裁決手続や退去強制令書発付処分手続きが規定されているのに比べて、「再審情願」と呼ばれている

裁決後の事情変更による見直しの手続きが法令上定められていません。

裁決後の裁決の見直しと言う重大な変更が、再審を受理するか否か知らせるかどうかも含めて

一切が入管の裁量で行われており、人権保障のための手続き規定が欠如しています。

 

これまで「裁決後の事情変更による裁決の見直しは行われることはなく、その手続き規定も必要ない」

という前提で入管行政は運用されています。しかし、現実には、裁決後の事情変更による裁決の見直しは

行われてその数も増えてきています。

 

厳格な手続きをへて決定された裁決の処分が見直されるという重大な処分内容の変更であるにもかかわらず、

人権保障手続が一切なく、すべてが入管の裁量で行われることが許されているのは、人権上重大な問題です。

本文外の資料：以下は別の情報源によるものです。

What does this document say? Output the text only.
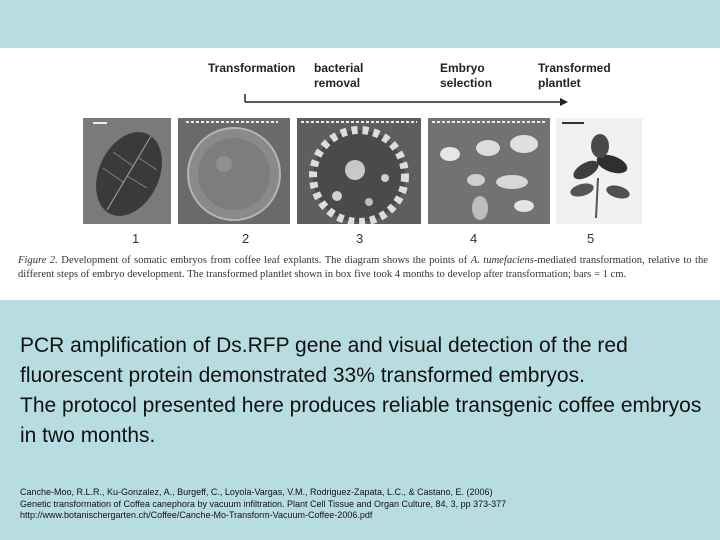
Transformation bacterial
removal
Embryo
selection
Transformed
plantlet
1	2	3	4	5
Figure 2. Development of somatic embryos from coffee leaf explants. The diagram shows the points of A. tumefaciens-mediated transformation, relative to the different steps of embryo development. The transformed plantlet shown in box five took 4 months to develop after transformation; bars = 1 cm.

PCR amplification of Ds.RFP gene and visual detection of the red fluorescent protein demonstrated 33% transformed embryos.

The protocol presented here produces reliable transgenic coffee embryos in two months.

Canche-Moo, R.L.R., Ku-Gonzalez, A., Burgeff, C., Loyola-Vargas, V.M., Rodriguez-Zapata, L.C., & Castano, E. (2006)

Genetic transformation of Coffea canephora by vacuum infiltration. Plant Cell Tissue and Organ Culture, 84, 3, pp 373-377

http://www.botanischergarten.ch/Coffee/Canche-Mo-Transform-Vacuum-Coffee-2006.pdf
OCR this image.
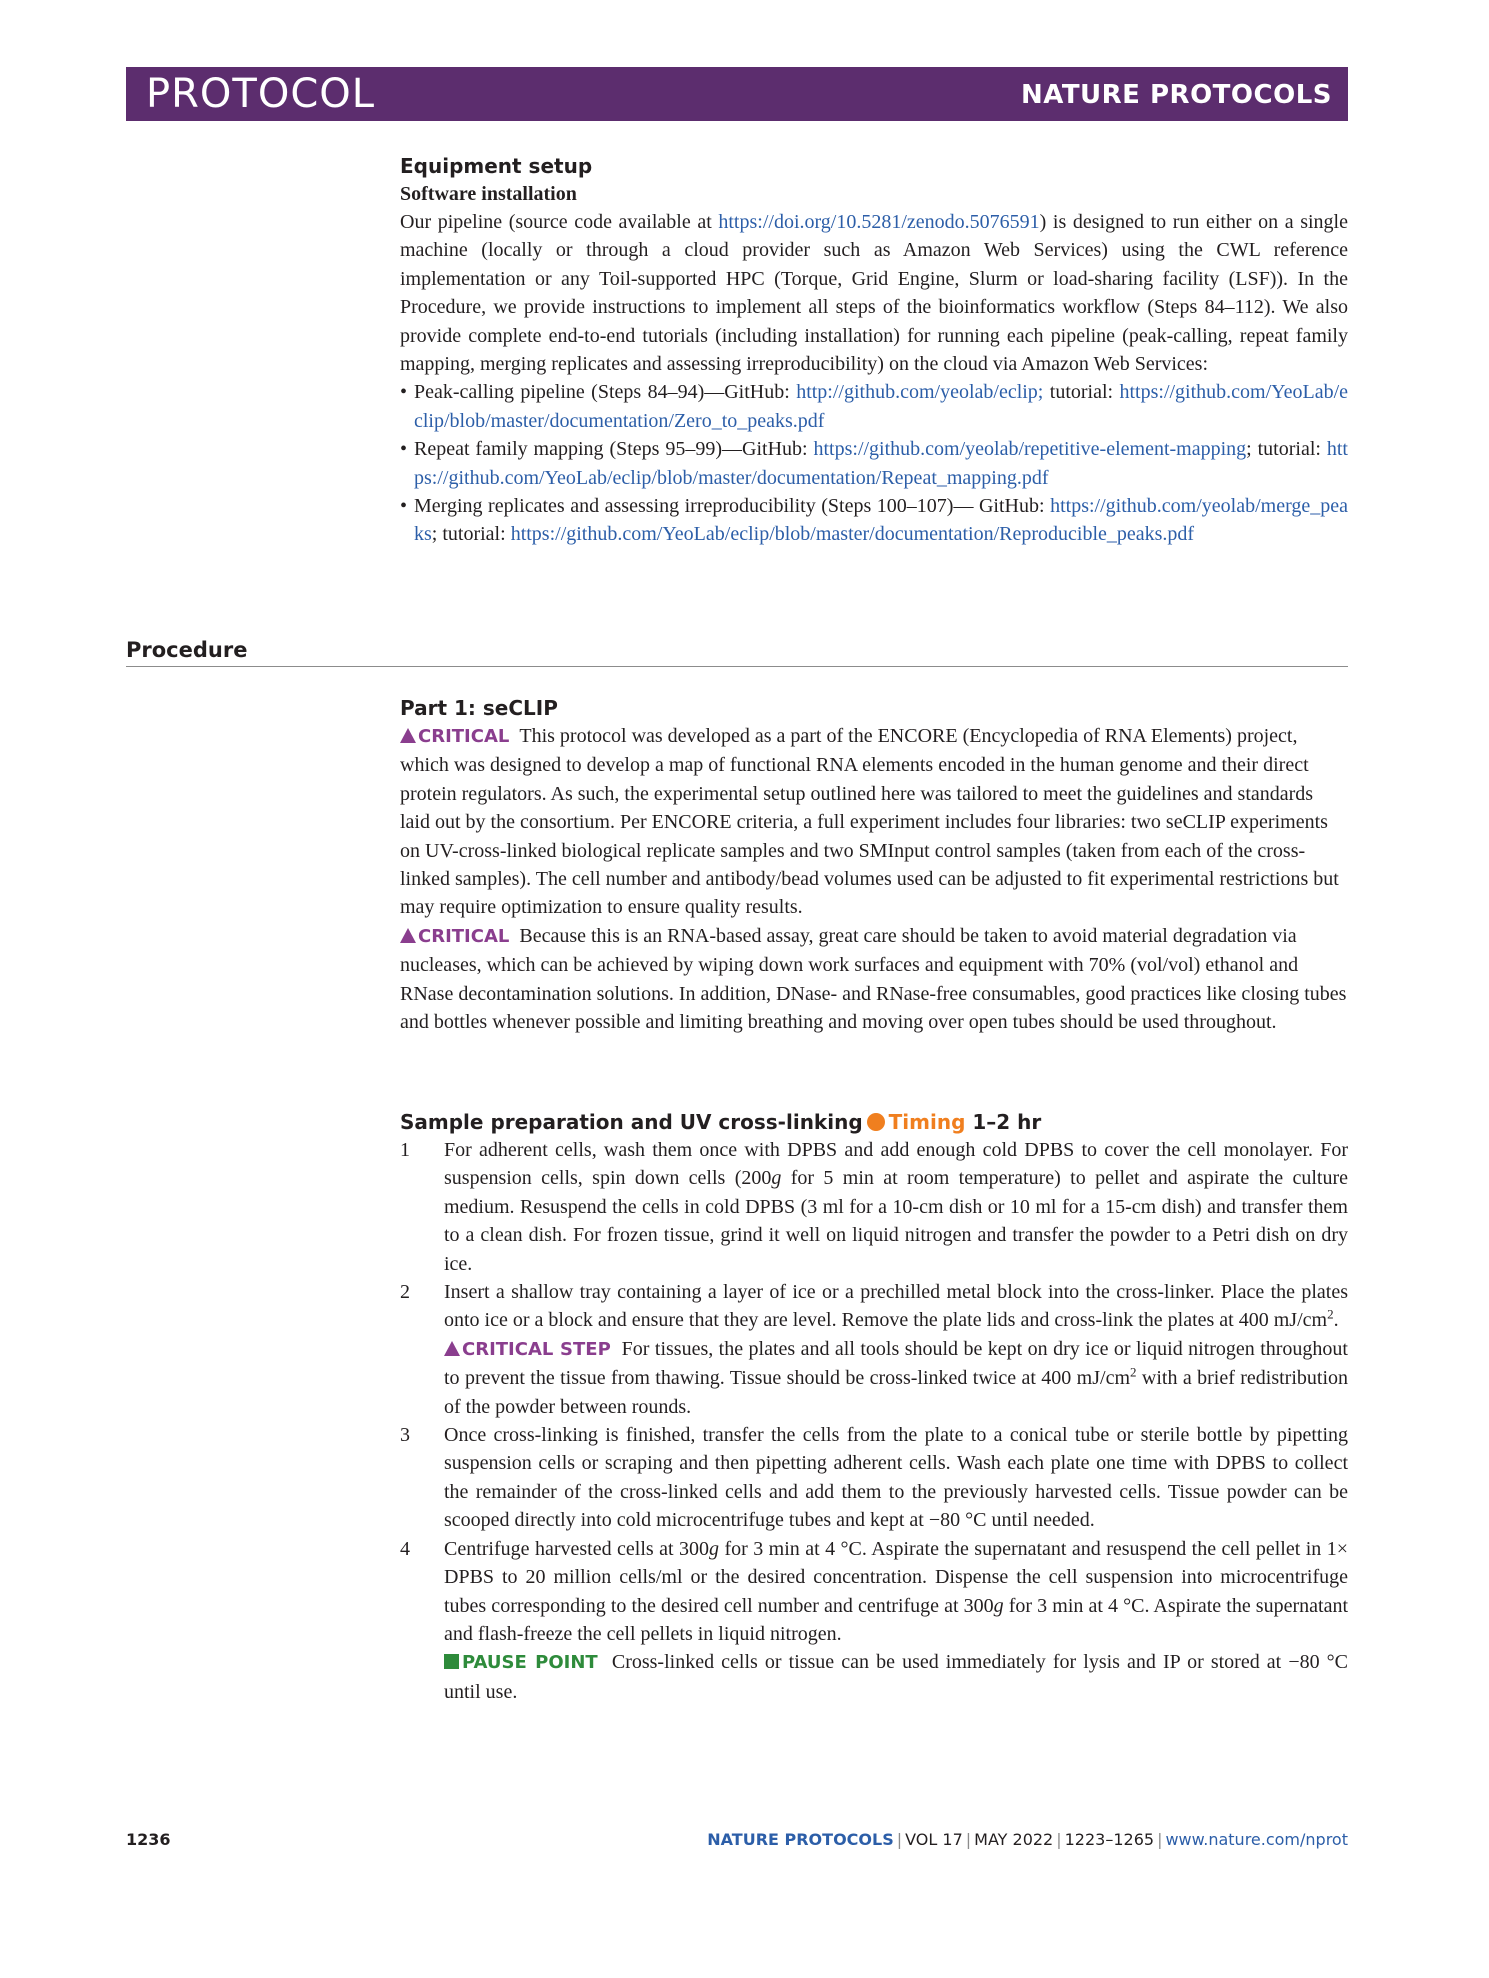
PROTOCOL	NATURE PROTOCOLS
Equipment setup
Software installation

Our pipeline (source code available at https://doi.org/10.5281/zenodo.5076591) is designed to run either on a single machine (locally or through a cloud provider such as Amazon Web Services) using the CWL reference implementation or any Toil-supported HPC (Torque, Grid Engine, Slurm or load-sharing facility (LSF)). In the Procedure, we provide instructions to implement all steps of the bioinformatics workflow (Steps 84–112). We also provide complete end-to-end tutorials (including installation) for running each pipeline (peak-calling, repeat family mapping, merging replicates and assessing irreproducibility) on the cloud via Amazon Web Services:

• Peak-calling pipeline (Steps 84–94)—GitHub: http://github.com/yeolab/eclip; tutorial: https://github.com/YeoLab/eclip/blob/master/documentation/Zero_to_peaks.pdf
• Repeat family mapping (Steps 95–99)—GitHub: https://github.com/yeolab/repetitive-element-mapping; tutorial: https://github.com/YeoLab/eclip/blob/master/documentation/Repeat_mapping.pdf
• Merging replicates and assessing irreproducibility (Steps 100–107)— GitHub: https://github.com/yeolab/merge_peaks; tutorial: https://github.com/YeoLab/eclip/blob/master/documentation/Reproducible_peaks.pdf
Procedure
Part 1: seCLIP

CRITICAL This protocol was developed as a part of the ENCORE (Encyclopedia of RNA Elements) project, which was designed to develop a map of functional RNA elements encoded in the human genome and their direct protein regulators. As such, the experimental setup outlined here was tailored to meet the guidelines and standards laid out by the consortium. Per ENCORE criteria, a full experiment includes four libraries: two seCLIP experiments on UV-cross-linked biological replicate samples and two SMInput control samples (taken from each of the cross-linked samples). The cell number and antibody/bead volumes used can be adjusted to fit experimental restrictions but may require optimization to ensure quality results.

CRITICAL Because this is an RNA-based assay, great care should be taken to avoid material degradation via nucleases, which can be achieved by wiping down work surfaces and equipment with 70% (vol/vol) ethanol and RNase decontamination solutions. In addition, DNase- and RNase-free consumables, good practices like closing tubes and bottles whenever possible and limiting breathing and moving over open tubes should be used throughout.

Sample preparation and UV cross-linking Timing 1–2 hr
1 For adherent cells, wash them once with DPBS and add enough cold DPBS to cover the cell monolayer. For suspension cells, spin down cells (200g for 5 min at room temperature) to pellet and aspirate the culture medium. Resuspend the cells in cold DPBS (3 ml for a 10-cm dish or 10 ml for a 15-cm dish) and transfer them to a clean dish. For frozen tissue, grind it well on liquid nitrogen and transfer the powder to a Petri dish on dry ice.

2 Insert a shallow tray containing a layer of ice or a prechilled metal block into the cross-linker. Place the plates onto ice or a block and ensure that they are level. Remove the plate lids and cross-link the plates at 400 $mJ/cm^2$.

CRITICAL STEP For tissues, the plates and all tools should be kept on dry ice or liquid nitrogen throughout to prevent the tissue from thawing. Tissue should be cross-linked twice at 400 $mJ/cm^2$ with a brief redistribution of the powder between rounds.

3 Once cross-linking is finished, transfer the cells from the plate to a conical tube or sterile bottle by pipetting suspension cells or scraping and then pipetting adherent cells. Wash each plate one time with DPBS to collect the remainder of the cross-linked cells and add them to the previously harvested cells. Tissue powder can be scooped directly into cold microcentrifuge tubes and kept at −80 °C until needed.

4 Centrifuge harvested cells at 300g for 3 min at 4 °C. Aspirate the supernatant and resuspend the cell pellet in 1× DPBS to 20 million cells/ml or the desired concentration. Dispense the cell suspension into microcentrifuge tubes corresponding to the desired cell number and centrifuge at 300g for 3 min at 4 °C. Aspirate the supernatant and flash-freeze the cell pellets in liquid nitrogen.

PAUSE POINT Cross-linked cells or tissue can be used immediately for lysis and IP or stored at −80 °C until use.

1236	NATURE PROTOCOLS | VOL 17 | MAY 2022 | 1223–1265 | www.nature.com/nprot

かつて、入管は、中国残留日本人の「実子」を偽装して入国した中国人家族を摘発する場合などに、

上陸許可処分時に遡及して取り消す効果をもつ上陸許可取消処分を行政法の一般的解釈のみを根拠に行っていました。

 

2004年の改定入管法で、上陸許可取り消し制度にかわり、法令上の人権保障手続きがある程度認められた

在留資格取消制度が設けられ、以後原則的に上陸許可取消制度に取ってかわりました。

 

裁決処分(在留特別許可不許可処分))後の事情変更による裁決の見直し(再審による在留特別許可)についても、

裁量行政ではなく、立法政策として法令上の根拠と手続き規定を設け、申請者の人権を保障する運用に改め、

その救済対象を拡大していくべきです。